It wasn’t too late at night, maybe six or seven. There was a warm breeze slowly moving into the unfinished room, and the sun was peeking behind a family of trees huddled together nearby. A soft, orange glow painted the room, and I could feel the heat of the night on my face. It was early September, and summer hadn’t quite yet died out. I could smell the faint, alluring scent of a barbecue nearby, and I stopped to soak in the last remnants of the sunset.
I walked across the room, where the walls were barren and covered in cobwebs. The floors were similar, but I couldn’t quite see them, because they were covered with a well-worn canvas drop cloth. I turned to the corner and peeled open my bag. I pulled out my small bluetooth speaker, and I delicately placed it on top of a faded countertop. My music filled the open air, which meant that it was time to begin. I navigated the small hallway nearby, and opened up a door to the supply room. I picked up a small brown can, a woolen pad and a green plastic tray.
I moved into the opposite room; it was entirely empty, save the wooden planks that would act as my canvas. I opened up the windows in the room, and I let in the sounds of the neighborhood–children playing, cars whirring by, distant conversations in the night.
I took my shoes off, and I left them by the door. Before I turned around, I grabbed a sticky tack cloth from my pile of supplies. Methodically, my hand caressed every crack and crevice in the floor, lifting up any remnants of dirt and dust. Satisfied with the newly cleaned floor, I took the woolen pad, and attached it to a thin wooden pole. I put it aside, and opened up the brown can, letting a thick, transparent liquid ooze out into the tray. Before I got started, I secured my respirator and mapped out the room in my mind.
I dipped the woolen pad in the liquid, and traced the sides of the room, watching in awe as the wooden planks became shiny and brand new. It was addictive–watching the wool caress the floor in the particular pattern that I set out.
I came back to the apartment every night for the following week, adding coat after coat to each floor in the house. I felt a sense of achievement as I watched the floors that were once scratched, worn down and dirty, become new again.
It felt as though at that point, this was the one tangible accomplishment in my life, and I grasped onto it for dear life. Every day, after school, I would come back and complete another project. One week, I painted the walls in the house, and the next, I reorganized the storage room. Each time I would return, I would ensconce myself in the apartment, play music on my speaker, and complete my goals one by one until the sun hid behind the trees, gently reminding me it was time to go home. I would purposely avoid friends, dodge texts and leave school in a hurry to be in that apartment.
Of course, the orange glow, the warm breeze and the sounds of the neighborhood kids died away as the seasons changed. I could no longer keep the windows open in the apartment. Although the magic died a little, I still returned to the apartment every day, seeking a new task.
Naively, I assumed that I would always be able to keep coming back, day after day, and paint the walls or refinish the floors. It didn’t take long, however, for COVID-19 to spread across the globe and shut down our world. I never went back to that apartment, and I likely never will.
Despite this, that apartment solidified what contentment looks like to me.

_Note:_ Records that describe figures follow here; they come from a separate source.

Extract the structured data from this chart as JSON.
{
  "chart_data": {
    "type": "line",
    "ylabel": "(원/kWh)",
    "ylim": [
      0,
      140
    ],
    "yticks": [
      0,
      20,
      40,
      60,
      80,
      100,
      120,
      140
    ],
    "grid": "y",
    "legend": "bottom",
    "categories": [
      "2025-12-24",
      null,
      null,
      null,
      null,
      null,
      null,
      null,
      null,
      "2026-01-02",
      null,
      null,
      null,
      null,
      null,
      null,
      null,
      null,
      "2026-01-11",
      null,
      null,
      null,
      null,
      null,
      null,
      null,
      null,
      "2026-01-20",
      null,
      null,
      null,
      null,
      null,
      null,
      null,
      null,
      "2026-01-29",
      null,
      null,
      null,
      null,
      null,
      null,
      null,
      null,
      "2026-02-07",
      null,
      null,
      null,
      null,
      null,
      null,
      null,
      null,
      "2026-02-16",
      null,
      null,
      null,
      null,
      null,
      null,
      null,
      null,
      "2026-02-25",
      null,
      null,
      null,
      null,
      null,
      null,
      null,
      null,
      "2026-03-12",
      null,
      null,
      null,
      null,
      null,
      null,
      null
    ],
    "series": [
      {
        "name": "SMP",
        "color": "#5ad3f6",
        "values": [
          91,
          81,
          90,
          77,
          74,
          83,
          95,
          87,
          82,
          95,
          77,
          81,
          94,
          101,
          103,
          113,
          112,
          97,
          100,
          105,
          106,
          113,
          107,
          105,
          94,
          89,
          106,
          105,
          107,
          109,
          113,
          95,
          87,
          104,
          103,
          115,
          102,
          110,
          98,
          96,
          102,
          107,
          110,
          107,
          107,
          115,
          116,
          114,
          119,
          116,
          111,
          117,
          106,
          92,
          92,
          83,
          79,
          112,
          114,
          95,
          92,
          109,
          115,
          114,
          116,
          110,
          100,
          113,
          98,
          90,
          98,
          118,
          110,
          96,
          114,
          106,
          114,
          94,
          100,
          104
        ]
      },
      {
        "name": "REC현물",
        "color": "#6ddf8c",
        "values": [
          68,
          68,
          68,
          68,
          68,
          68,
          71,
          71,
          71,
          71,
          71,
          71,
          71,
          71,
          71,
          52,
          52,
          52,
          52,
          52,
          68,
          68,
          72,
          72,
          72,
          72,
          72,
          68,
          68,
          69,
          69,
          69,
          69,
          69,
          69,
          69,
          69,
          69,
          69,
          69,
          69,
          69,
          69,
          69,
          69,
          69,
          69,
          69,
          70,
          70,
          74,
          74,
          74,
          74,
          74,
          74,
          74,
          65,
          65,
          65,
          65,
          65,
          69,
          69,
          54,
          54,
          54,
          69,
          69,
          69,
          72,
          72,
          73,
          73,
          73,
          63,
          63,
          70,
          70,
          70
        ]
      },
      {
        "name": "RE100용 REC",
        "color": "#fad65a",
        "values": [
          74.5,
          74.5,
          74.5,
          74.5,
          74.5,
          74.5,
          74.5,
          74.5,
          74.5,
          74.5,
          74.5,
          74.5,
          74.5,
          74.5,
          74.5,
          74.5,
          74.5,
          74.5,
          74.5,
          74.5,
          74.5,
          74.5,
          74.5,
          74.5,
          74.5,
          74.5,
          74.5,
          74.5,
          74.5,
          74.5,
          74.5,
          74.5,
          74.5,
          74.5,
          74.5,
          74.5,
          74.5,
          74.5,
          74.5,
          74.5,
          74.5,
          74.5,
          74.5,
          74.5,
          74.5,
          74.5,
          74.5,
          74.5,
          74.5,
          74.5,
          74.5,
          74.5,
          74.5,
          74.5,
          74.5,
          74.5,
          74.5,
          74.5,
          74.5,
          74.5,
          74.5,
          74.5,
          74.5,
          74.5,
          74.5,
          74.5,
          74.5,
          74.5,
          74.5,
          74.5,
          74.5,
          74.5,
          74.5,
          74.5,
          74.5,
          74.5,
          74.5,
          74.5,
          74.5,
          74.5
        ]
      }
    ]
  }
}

Polyurethane, what is really a vile, repulsive chemical, is framed in my memory as something that gave me peace.
Every day, we are saturated and overstimulated by technology. Whether it is the endless, repetitive and mindless pit of short videos on TikTok, or the constant flurries of “friendly reminders” from colleagues, we are never given a chance to be alone with ourselves. Many of us are never truly given a day off, or even a night off. Our cell phones are an extension of ourselves, and we use them in the same way we use our voices.
Although I’m grateful for the opportunities I am given in college, there are times when I yearn for the quiet that was afforded to me in that apartment–times when I wasn’t expected to respond to each and every communication that came my way every few minutes; times when I wasn’t spending more time looking at a screen than the world around me.
I’ll never be able to go back to that memory, and the sun will never shine in the same way it did that night–I accept that fact wholeheartedly. Upon remembering that night, however, I hope to go forward in life remembering that peace and satisfaction can still be achieved in solitude, and that it’s okay to find joy in the little things.